Maternal Obesity and the Early Origins of Childhood Obesity: Weighing Up the Benefits and Costs of Maternal Weight Loss in the Periconceptional Period for the Offspring

Sansom Institute for Health Research, School of Pharmacy and Medical Sciences, University of South Australia, Adelaide, SA 5001, Australia

Received 28 June 2011; Revised 21 August 2011; Accepted 23 August 2011

Academic Editor: Christine Maric-Bilkan

Copyright © 2011 Song Zhang et al. This is an open access article distributed under the Creative Commons Attribution License, which permits unrestricted use, distribution, and reproduction in any medium, provided the original work is properly cited.

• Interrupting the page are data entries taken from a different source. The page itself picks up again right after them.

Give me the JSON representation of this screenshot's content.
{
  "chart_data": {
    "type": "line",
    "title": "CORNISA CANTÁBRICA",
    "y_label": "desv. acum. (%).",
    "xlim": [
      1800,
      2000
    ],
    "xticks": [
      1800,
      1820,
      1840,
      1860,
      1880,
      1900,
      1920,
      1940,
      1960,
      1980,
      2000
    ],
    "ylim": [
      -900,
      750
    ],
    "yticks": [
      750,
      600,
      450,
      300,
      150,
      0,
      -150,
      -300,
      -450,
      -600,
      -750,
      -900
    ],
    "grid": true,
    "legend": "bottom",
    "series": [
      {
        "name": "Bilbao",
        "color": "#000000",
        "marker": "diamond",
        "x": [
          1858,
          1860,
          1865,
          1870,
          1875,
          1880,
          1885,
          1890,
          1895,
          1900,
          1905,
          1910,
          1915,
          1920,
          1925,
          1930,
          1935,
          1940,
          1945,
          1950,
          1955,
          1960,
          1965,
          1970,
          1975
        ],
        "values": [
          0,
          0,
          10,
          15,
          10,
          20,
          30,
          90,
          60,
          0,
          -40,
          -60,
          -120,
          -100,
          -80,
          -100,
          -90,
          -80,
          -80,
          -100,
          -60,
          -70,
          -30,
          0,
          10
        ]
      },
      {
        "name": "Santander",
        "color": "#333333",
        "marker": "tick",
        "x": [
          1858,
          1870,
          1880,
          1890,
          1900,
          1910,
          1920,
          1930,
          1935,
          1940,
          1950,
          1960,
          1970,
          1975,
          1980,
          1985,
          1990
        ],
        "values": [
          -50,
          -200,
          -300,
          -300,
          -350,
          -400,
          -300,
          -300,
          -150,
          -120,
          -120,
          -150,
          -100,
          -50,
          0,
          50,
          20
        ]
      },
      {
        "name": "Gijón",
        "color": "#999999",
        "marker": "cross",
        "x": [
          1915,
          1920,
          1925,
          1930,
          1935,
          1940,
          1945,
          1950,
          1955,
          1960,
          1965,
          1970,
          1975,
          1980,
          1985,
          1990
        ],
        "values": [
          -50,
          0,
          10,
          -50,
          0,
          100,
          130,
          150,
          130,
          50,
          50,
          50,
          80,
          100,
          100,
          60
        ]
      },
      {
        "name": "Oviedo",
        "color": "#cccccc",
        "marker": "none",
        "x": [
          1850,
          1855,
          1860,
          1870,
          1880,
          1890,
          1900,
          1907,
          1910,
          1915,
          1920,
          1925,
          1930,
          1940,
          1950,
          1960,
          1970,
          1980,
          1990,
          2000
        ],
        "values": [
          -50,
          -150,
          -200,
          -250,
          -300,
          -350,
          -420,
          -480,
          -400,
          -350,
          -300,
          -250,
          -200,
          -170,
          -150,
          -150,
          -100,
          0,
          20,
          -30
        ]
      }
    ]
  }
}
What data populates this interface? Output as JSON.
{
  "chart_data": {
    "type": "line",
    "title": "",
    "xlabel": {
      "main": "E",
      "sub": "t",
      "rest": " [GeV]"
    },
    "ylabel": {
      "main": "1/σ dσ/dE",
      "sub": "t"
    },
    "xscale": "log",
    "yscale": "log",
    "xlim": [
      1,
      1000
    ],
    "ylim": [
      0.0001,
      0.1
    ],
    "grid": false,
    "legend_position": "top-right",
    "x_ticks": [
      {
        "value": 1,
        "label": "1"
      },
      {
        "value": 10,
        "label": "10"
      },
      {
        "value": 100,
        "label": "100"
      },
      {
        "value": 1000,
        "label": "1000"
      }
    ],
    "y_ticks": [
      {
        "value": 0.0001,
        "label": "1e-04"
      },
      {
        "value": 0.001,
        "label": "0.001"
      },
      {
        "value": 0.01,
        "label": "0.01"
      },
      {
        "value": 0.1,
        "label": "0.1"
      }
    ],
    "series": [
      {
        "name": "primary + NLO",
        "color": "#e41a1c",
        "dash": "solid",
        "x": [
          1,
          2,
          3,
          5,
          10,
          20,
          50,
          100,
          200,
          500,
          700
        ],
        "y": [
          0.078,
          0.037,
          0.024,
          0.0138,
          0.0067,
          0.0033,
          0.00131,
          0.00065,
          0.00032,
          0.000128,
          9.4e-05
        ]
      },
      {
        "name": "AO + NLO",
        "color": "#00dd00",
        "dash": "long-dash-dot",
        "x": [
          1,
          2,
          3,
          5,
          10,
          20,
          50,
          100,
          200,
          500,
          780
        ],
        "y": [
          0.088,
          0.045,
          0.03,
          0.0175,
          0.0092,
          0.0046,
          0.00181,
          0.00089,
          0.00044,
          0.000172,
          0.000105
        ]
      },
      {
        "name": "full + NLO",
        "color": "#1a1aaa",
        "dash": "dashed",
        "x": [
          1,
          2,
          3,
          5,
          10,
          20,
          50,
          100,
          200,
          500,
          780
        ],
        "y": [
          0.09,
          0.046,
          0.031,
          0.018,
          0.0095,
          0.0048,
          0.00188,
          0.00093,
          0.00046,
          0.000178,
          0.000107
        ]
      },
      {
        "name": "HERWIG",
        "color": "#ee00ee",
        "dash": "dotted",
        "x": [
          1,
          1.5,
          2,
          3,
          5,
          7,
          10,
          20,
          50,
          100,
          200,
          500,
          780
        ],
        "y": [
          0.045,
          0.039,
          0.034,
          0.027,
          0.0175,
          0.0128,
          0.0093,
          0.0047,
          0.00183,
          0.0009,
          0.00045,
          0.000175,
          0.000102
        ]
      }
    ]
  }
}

There is a need to understand the separate or interdependent contributions of maternal prepregnancy BMI, gestational weight gain, glycaemic control, and macronutrient intake on the metabolic outcomes for the offspring. Experimental studies highlight that there may be separate influences of maternal obesity during the periconceptional period and late gestation on the adiposity of the offspring. While a period of dietary restriction in obese mothers may ablate the programming of obesity, it is associated with an activation of the stress axis in the offspring. Thus, maternal obesity may result in epigenetic changes which predict the need for efficient fat storage in postnatal life, while maternal weight loss may lead to epigenetic changes which predict later adversity. Thus, development of dietary interventions for obese mothers during the periconceptional period requires a greater evidence base which allows the effective weighing up of the metabolic benefits and costs for the offspring.